Growth & performance
The next topic you should ask questions about is growth and performance. These questions should relate to the growth opportunities that are available for someone in this position and also how the company evaluates whether someone is ready for these growth opportunities.
You should try to understand how performance is evaluated in the role and what performance evaluation looks like. Is your manager the only person who provides feedback in your reviews? Or are peer reviews considered?
You should also try to understand what growth and learning opportunities exist at the company. Can data scientists request to be put on projects that will grow their skills in a particular area? Are there formal training programs that are provided to data scientists?
- How is performance evaluated at this company?
- How frequently is performance evaluated at this company?
- Who gives feedback in performance reviews?

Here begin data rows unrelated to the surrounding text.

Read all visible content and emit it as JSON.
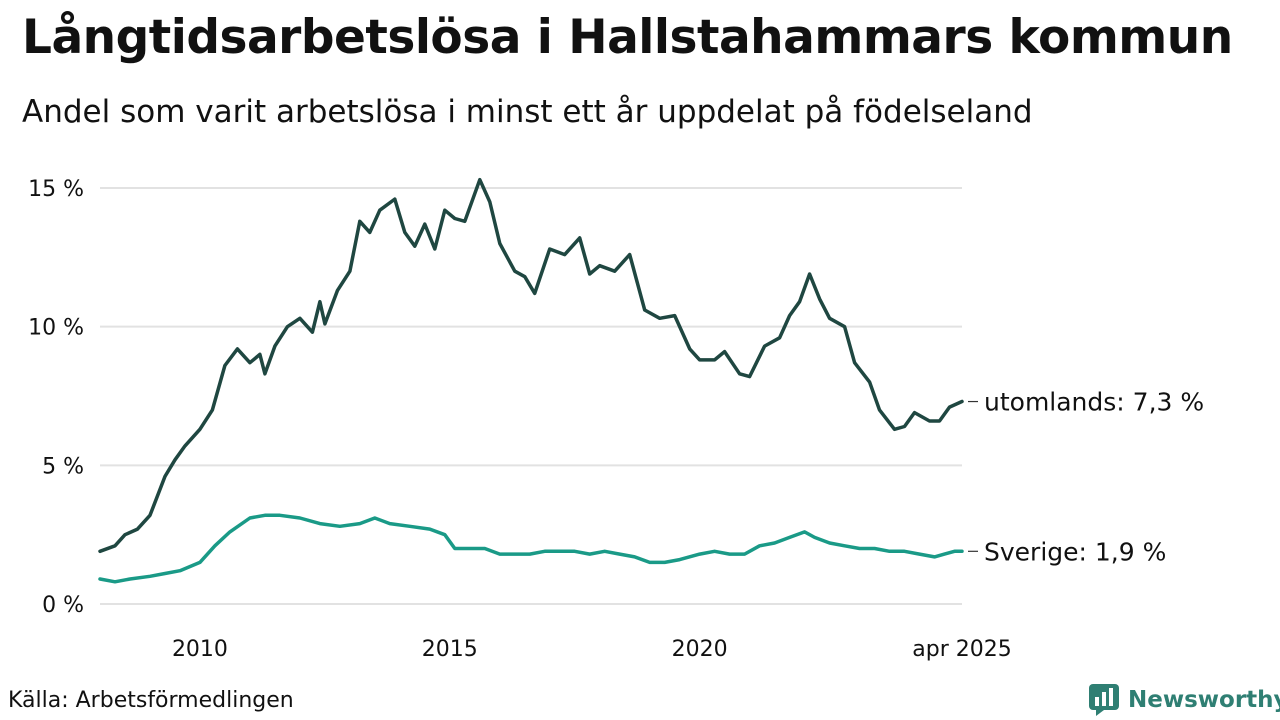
{
  "title": "Långtidsarbetslösa i Hallstahammars kommun",
  "subtitle": "Andel som varit arbetslösa i minst ett år uppdelat på födelseland",
  "source": "Källa: Arbetsförmedlingen",
  "brand": {
    "name": "Newsworthy",
    "icon": "newsworthy-logo-icon"
  },
  "colors": {
    "utomlands": "#1f4741",
    "sverige": "#1a9a87",
    "grid": "#e2e2e2",
    "text": "#111111"
  },
  "chart_data": {
    "type": "line",
    "title": "Långtidsarbetslösa i Hallstahammars kommun",
    "xlabel": "",
    "ylabel": "",
    "ylim": [
      0,
      15
    ],
    "xlim": [
      2008.0,
      2025.25
    ],
    "grid": true,
    "y_ticks": [
      0,
      5,
      10,
      15
    ],
    "y_tick_labels": [
      "0 %",
      "5 %",
      "10 %",
      "15 %"
    ],
    "x_ticks": [
      2010,
      2015,
      2020,
      2025.25
    ],
    "x_tick_labels": [
      "2010",
      "2015",
      "2020",
      "apr 2025"
    ],
    "end_labels": [
      "utomlands: 7,3 %",
      "Sverige: 1,9 %"
    ],
    "series": [
      {
        "key": "utomlands",
        "points": [
          [
            2008.0,
            1.9
          ],
          [
            2008.3,
            2.1
          ],
          [
            2008.5,
            2.5
          ],
          [
            2008.75,
            2.7
          ],
          [
            2009.0,
            3.2
          ],
          [
            2009.3,
            4.6
          ],
          [
            2009.5,
            5.2
          ],
          [
            2009.7,
            5.7
          ],
          [
            2010.0,
            6.3
          ],
          [
            2010.25,
            7.0
          ],
          [
            2010.5,
            8.6
          ],
          [
            2010.75,
            9.2
          ],
          [
            2011.0,
            8.7
          ],
          [
            2011.2,
            9.0
          ],
          [
            2011.3,
            8.3
          ],
          [
            2011.5,
            9.3
          ],
          [
            2011.75,
            10.0
          ],
          [
            2012.0,
            10.3
          ],
          [
            2012.25,
            9.8
          ],
          [
            2012.4,
            10.9
          ],
          [
            2012.5,
            10.1
          ],
          [
            2012.75,
            11.3
          ],
          [
            2013.0,
            12.0
          ],
          [
            2013.2,
            13.8
          ],
          [
            2013.4,
            13.4
          ],
          [
            2013.6,
            14.2
          ],
          [
            2013.9,
            14.6
          ],
          [
            2014.1,
            13.4
          ],
          [
            2014.3,
            12.9
          ],
          [
            2014.5,
            13.7
          ],
          [
            2014.7,
            12.8
          ],
          [
            2014.9,
            14.2
          ],
          [
            2015.1,
            13.9
          ],
          [
            2015.3,
            13.8
          ],
          [
            2015.6,
            15.3
          ],
          [
            2015.8,
            14.5
          ],
          [
            2016.0,
            13.0
          ],
          [
            2016.3,
            12.0
          ],
          [
            2016.5,
            11.8
          ],
          [
            2016.7,
            11.2
          ],
          [
            2017.0,
            12.8
          ],
          [
            2017.3,
            12.6
          ],
          [
            2017.6,
            13.2
          ],
          [
            2017.8,
            11.9
          ],
          [
            2018.0,
            12.2
          ],
          [
            2018.3,
            12.0
          ],
          [
            2018.6,
            12.6
          ],
          [
            2018.9,
            10.6
          ],
          [
            2019.2,
            10.3
          ],
          [
            2019.5,
            10.4
          ],
          [
            2019.8,
            9.2
          ],
          [
            2020.0,
            8.8
          ],
          [
            2020.3,
            8.8
          ],
          [
            2020.5,
            9.1
          ],
          [
            2020.8,
            8.3
          ],
          [
            2021.0,
            8.2
          ],
          [
            2021.3,
            9.3
          ],
          [
            2021.6,
            9.6
          ],
          [
            2021.8,
            10.4
          ],
          [
            2022.0,
            10.9
          ],
          [
            2022.2,
            11.9
          ],
          [
            2022.4,
            11.0
          ],
          [
            2022.6,
            10.3
          ],
          [
            2022.9,
            10.0
          ],
          [
            2023.1,
            8.7
          ],
          [
            2023.4,
            8.0
          ],
          [
            2023.6,
            7.0
          ],
          [
            2023.9,
            6.3
          ],
          [
            2024.1,
            6.4
          ],
          [
            2024.3,
            6.9
          ],
          [
            2024.6,
            6.6
          ],
          [
            2024.8,
            6.6
          ],
          [
            2025.0,
            7.1
          ],
          [
            2025.25,
            7.3
          ]
        ]
      },
      {
        "key": "sverige",
        "points": [
          [
            2008.0,
            0.9
          ],
          [
            2008.3,
            0.8
          ],
          [
            2008.6,
            0.9
          ],
          [
            2009.0,
            1.0
          ],
          [
            2009.3,
            1.1
          ],
          [
            2009.6,
            1.2
          ],
          [
            2010.0,
            1.5
          ],
          [
            2010.3,
            2.1
          ],
          [
            2010.6,
            2.6
          ],
          [
            2011.0,
            3.1
          ],
          [
            2011.3,
            3.2
          ],
          [
            2011.6,
            3.2
          ],
          [
            2012.0,
            3.1
          ],
          [
            2012.4,
            2.9
          ],
          [
            2012.8,
            2.8
          ],
          [
            2013.2,
            2.9
          ],
          [
            2013.5,
            3.1
          ],
          [
            2013.8,
            2.9
          ],
          [
            2014.2,
            2.8
          ],
          [
            2014.6,
            2.7
          ],
          [
            2014.9,
            2.5
          ],
          [
            2015.1,
            2.0
          ],
          [
            2015.4,
            2.0
          ],
          [
            2015.7,
            2.0
          ],
          [
            2016.0,
            1.8
          ],
          [
            2016.3,
            1.8
          ],
          [
            2016.6,
            1.8
          ],
          [
            2016.9,
            1.9
          ],
          [
            2017.2,
            1.9
          ],
          [
            2017.5,
            1.9
          ],
          [
            2017.8,
            1.8
          ],
          [
            2018.1,
            1.9
          ],
          [
            2018.4,
            1.8
          ],
          [
            2018.7,
            1.7
          ],
          [
            2019.0,
            1.5
          ],
          [
            2019.3,
            1.5
          ],
          [
            2019.6,
            1.6
          ],
          [
            2020.0,
            1.8
          ],
          [
            2020.3,
            1.9
          ],
          [
            2020.6,
            1.8
          ],
          [
            2020.9,
            1.8
          ],
          [
            2021.2,
            2.1
          ],
          [
            2021.5,
            2.2
          ],
          [
            2021.8,
            2.4
          ],
          [
            2022.1,
            2.6
          ],
          [
            2022.3,
            2.4
          ],
          [
            2022.6,
            2.2
          ],
          [
            2022.9,
            2.1
          ],
          [
            2023.2,
            2.0
          ],
          [
            2023.5,
            2.0
          ],
          [
            2023.8,
            1.9
          ],
          [
            2024.1,
            1.9
          ],
          [
            2024.4,
            1.8
          ],
          [
            2024.7,
            1.7
          ],
          [
            2024.9,
            1.8
          ],
          [
            2025.1,
            1.9
          ],
          [
            2025.25,
            1.9
          ]
        ]
      }
    ]
  }
}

- How closely are performance reviews tied to compensation adjustments?
- What does career growth look like for someone in this position?
- What was the growth trajectory for previous people who have worked in this position?
- Are there any training programs or formal mentorship programs at the company?
- How has your role evolved since you have joined the company?
Team structure and processes
The next topic you should ask questions around is team structure and processes. You should try to understand how the team is structured and what backgrounds other team members have. What rituals and processes does the team have to ensure that it is working together well?
You should also try to understand how the team is positioned within the company. How does the data team integrate with their stakeholders? Is the data team centralized or are data professionals embedded into different business domains?
- How many data scientists are on the team?
- What is the mix of juniors and seniors on the team?
- Are there any other data professionals on the team?
- How does the data science team work with other data professionals?
- Has the team grown over the last year?
- What is the biggest challenge the team is currently facing?
- What is the biggest accomplishment the team had this year?
- Are there code reviews within the team?
- How are conflicts around project decisions resolved?
- How far out does the team plan their roadmap?
- How are projects prioritized within the team?
- How is knowledge shared across the team?
- What stakeholders does the team interact with most?
- Do data scientists work with one specific business unit or a mix of business units?
- Is data included in roadmap planning meetings with their stakeholders?
- Where do ideas for data science projects come from?
Company culture and priorities
The final topic to ask questions about is company culture. You should try to determine what values the company holds and what effect these values have on the working environment. You should also try to understand what areas of work the company prioritizes. This can help you evaluate whether the position you are interviewing for is situated in a growing area that the company values.
- Does the company prioritize learning and development?
- How transparent is the company with important information?
- What kind of approvals are required to get the company to adopt new tools?
- Does the company offer flexibility with remote work?
- Does the company offer flexibility in working hours?
- How much vacation does the average worker take?
- What kinds of events and traditions does the company have?
- How is information shared across different departments?
- What are the companies top priorities for the upcoming years?
- What areas is the company trying to grow in during the upcoming years?